ASAD Kabupaten Tangerang Catat Kelulusan 100 Persen pada UKT Sabuk Biru

Banten (14/06) – PERSINAS ASAD Kabupaten Tangerang mencatat kelulusan 100 persen dalam Ujian Kenaikan Tingkat (UKT) Sabuk Biru yang digelar di Padepokan Persinas ASAD Kabupaten Tangerang, Minggu (14/6/2026).

Sebanyak 90 peserta yang terdiri dari 40 peserta putra dan 50 peserta putri mengikuti rangkaian ujian yang menjadi bagian dari proses pembinaan dan peningkatan kualitas pesilat di lingkungan Persinas ASAD Kabupaten Tangerang.

Ketua Persinas ASAD Kabupaten Tangerang, Hari Santoso, menyampaikan apresiasinya atas keberhasilan seluruh peserta yang mampu menyelesaikan seluruh tahapan ujian dan dinyatakan lulus.
Menurut Hari, ujian kenaikan tingkat bukan sekadar syarat untuk memperoleh tingkatan yang lebih tinggi, tetapi juga menjadi sarana evaluasi terhadap kemampuan teknik, mental, disiplin, dan pemahaman peserta terhadap ilmu pencak silat yang telah dipelajari selama ini.

“Alhamdulillah seluruh peserta dinyatakan lulus.
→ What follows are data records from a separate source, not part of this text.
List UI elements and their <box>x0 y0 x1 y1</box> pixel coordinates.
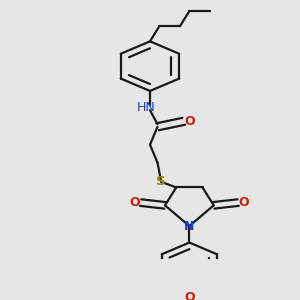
Text: O: O <box>238 196 249 209</box>
Text: O: O <box>130 196 140 209</box>
Text: O: O <box>184 291 195 300</box>
Text: S: S <box>156 176 166 188</box>
Text: HN: HN <box>137 101 156 114</box>
Text: N: N <box>184 220 195 232</box>
Text: O: O <box>184 115 195 128</box>
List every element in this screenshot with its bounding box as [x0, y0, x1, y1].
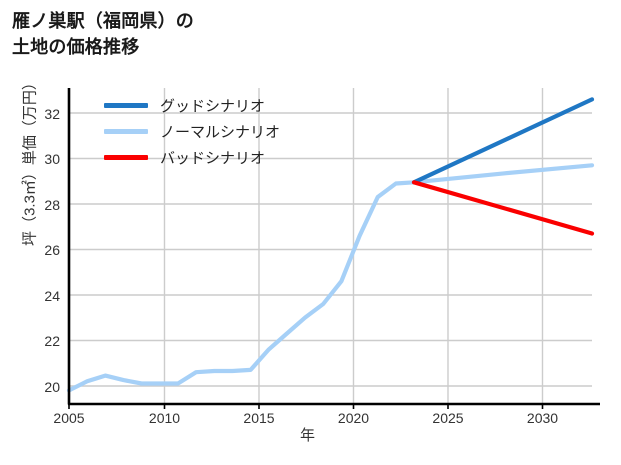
- legend-label-good: グッドシナリオ: [160, 97, 266, 115]
- legend-swatch-good-icon: [104, 102, 148, 108]
- x-tick-label-2020: 2020: [337, 410, 370, 426]
- series-line-bad: [411, 180, 595, 236]
- chart-legend: グッドシナリオ ノーマルシナリオ バッドシナリオ: [104, 92, 280, 170]
- legend-item-normal: ノーマルシナリオ: [104, 118, 280, 144]
- x-axis-title: 年: [300, 427, 316, 444]
- y-tick-label-20: 20: [44, 379, 60, 395]
- title-line-2: 土地の価格推移: [12, 37, 140, 57]
- legend-swatch-bad-icon: [104, 154, 148, 160]
- horizontal-gridlines: [69, 112, 592, 387]
- x-tick-marks: [68, 404, 544, 409]
- y-tick-label-26: 26: [44, 242, 60, 258]
- y-tick-label-30: 30: [44, 151, 60, 167]
- legend-label-bad: バッドシナリオ: [160, 149, 266, 167]
- legend-swatch-normal-icon: [104, 128, 148, 134]
- title-line-1: 雁ノ巣駅（福岡県）の: [12, 11, 194, 31]
- axis-spines: [67, 88, 600, 406]
- y-tick-label-28: 28: [44, 197, 60, 213]
- x-tick-label-2010: 2010: [148, 410, 181, 426]
- y-axis-title: 坪（3.3㎡）単価（万円）: [21, 75, 39, 246]
- page-title: 雁ノ巣駅（福岡県）の 土地の価格推移: [12, 8, 194, 60]
- legend-label-normal: ノーマルシナリオ: [160, 123, 281, 141]
- y-tick-label-32: 32: [44, 106, 60, 122]
- series-line-normal: [66, 163, 595, 393]
- legend-item-good: グッドシナリオ: [104, 92, 280, 118]
- x-tick-label-2005: 2005: [53, 410, 85, 426]
- y-tick-label-24: 24: [44, 288, 60, 304]
- series-line-good: [411, 97, 595, 185]
- x-tick-label-2015: 2015: [243, 410, 275, 426]
- x-tick-label-2025: 2025: [432, 410, 464, 426]
- y-tick-label-22: 22: [44, 333, 60, 349]
- x-tick-label-2030: 2030: [526, 410, 559, 426]
- legend-item-bad: バッドシナリオ: [104, 144, 280, 170]
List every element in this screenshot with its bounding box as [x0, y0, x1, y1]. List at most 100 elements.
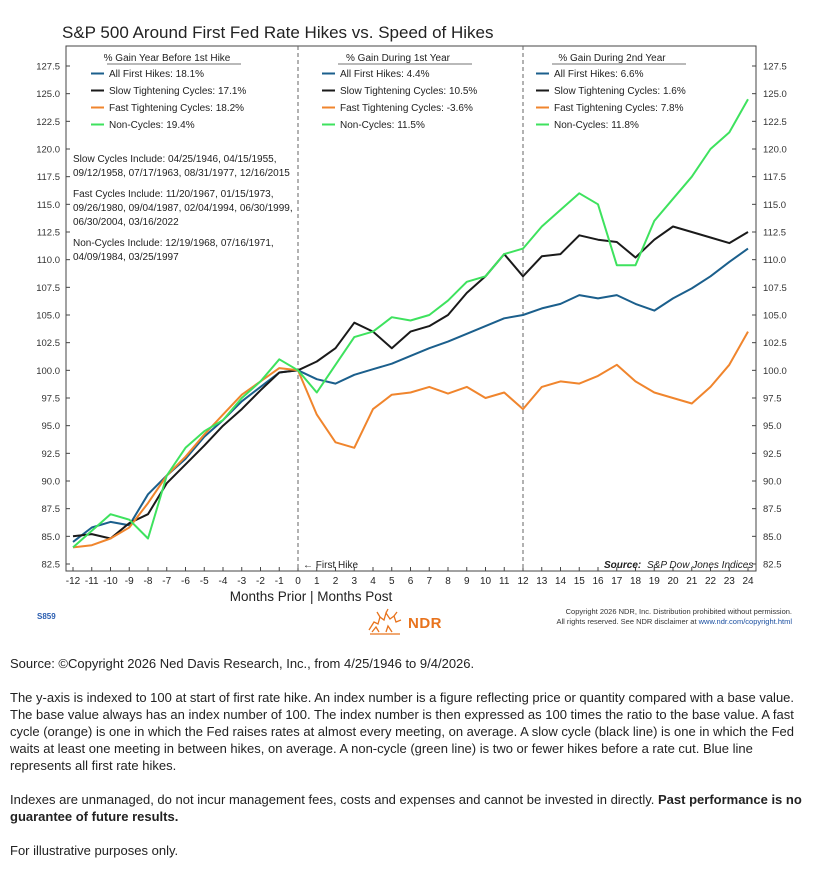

Ini menunjukkan hasil pembinaan yang dilakukan secara berkesinambungan oleh para pelatih di masing-masing padepokan,” ujar Hari.

Ia menegaskan bahwa ujian kenaikan tingkat juga memiliki manfaat penting dalam meningkatkan kompetensi para pelatih yang menjadi ujung tombak pembinaan di tingkat padepokan.

“Hasil dari ujian ini diharapkan dapat menambah kemampuan dan wawasan para pelatih saat memberikan materi serta pembinaan kepada para siswa di padepokan masing-masing,” katanya.

Hari juga mengingatkan para peserta agar tidak cepat berpuas diri setelah dinyatakan lulus. Menurutnya, kenaikan tingkat harus menjadi motivasi untuk terus berlatih dan meningkatkan kemampuan, baik dari sisi teknik maupun pembentukan karakter.

Selain menjaga kemampuan bela diri, para pesilat juga diharapkan mampu menjunjung tinggi nilai-nilai sportivitas, disiplin, serta akhlak yang menjadi bagian penting dalam ajaran pencak silat.

Dengan capaian kelulusan 100 persen tersebut, Persinas ASAD Kabupaten Tangerang berharap dapat terus melahirkan pesilat dan pelatih yang berkualitas sekaligus memperkuat sistem pembinaan di seluruh padepokan yang berada di bawah naungannya.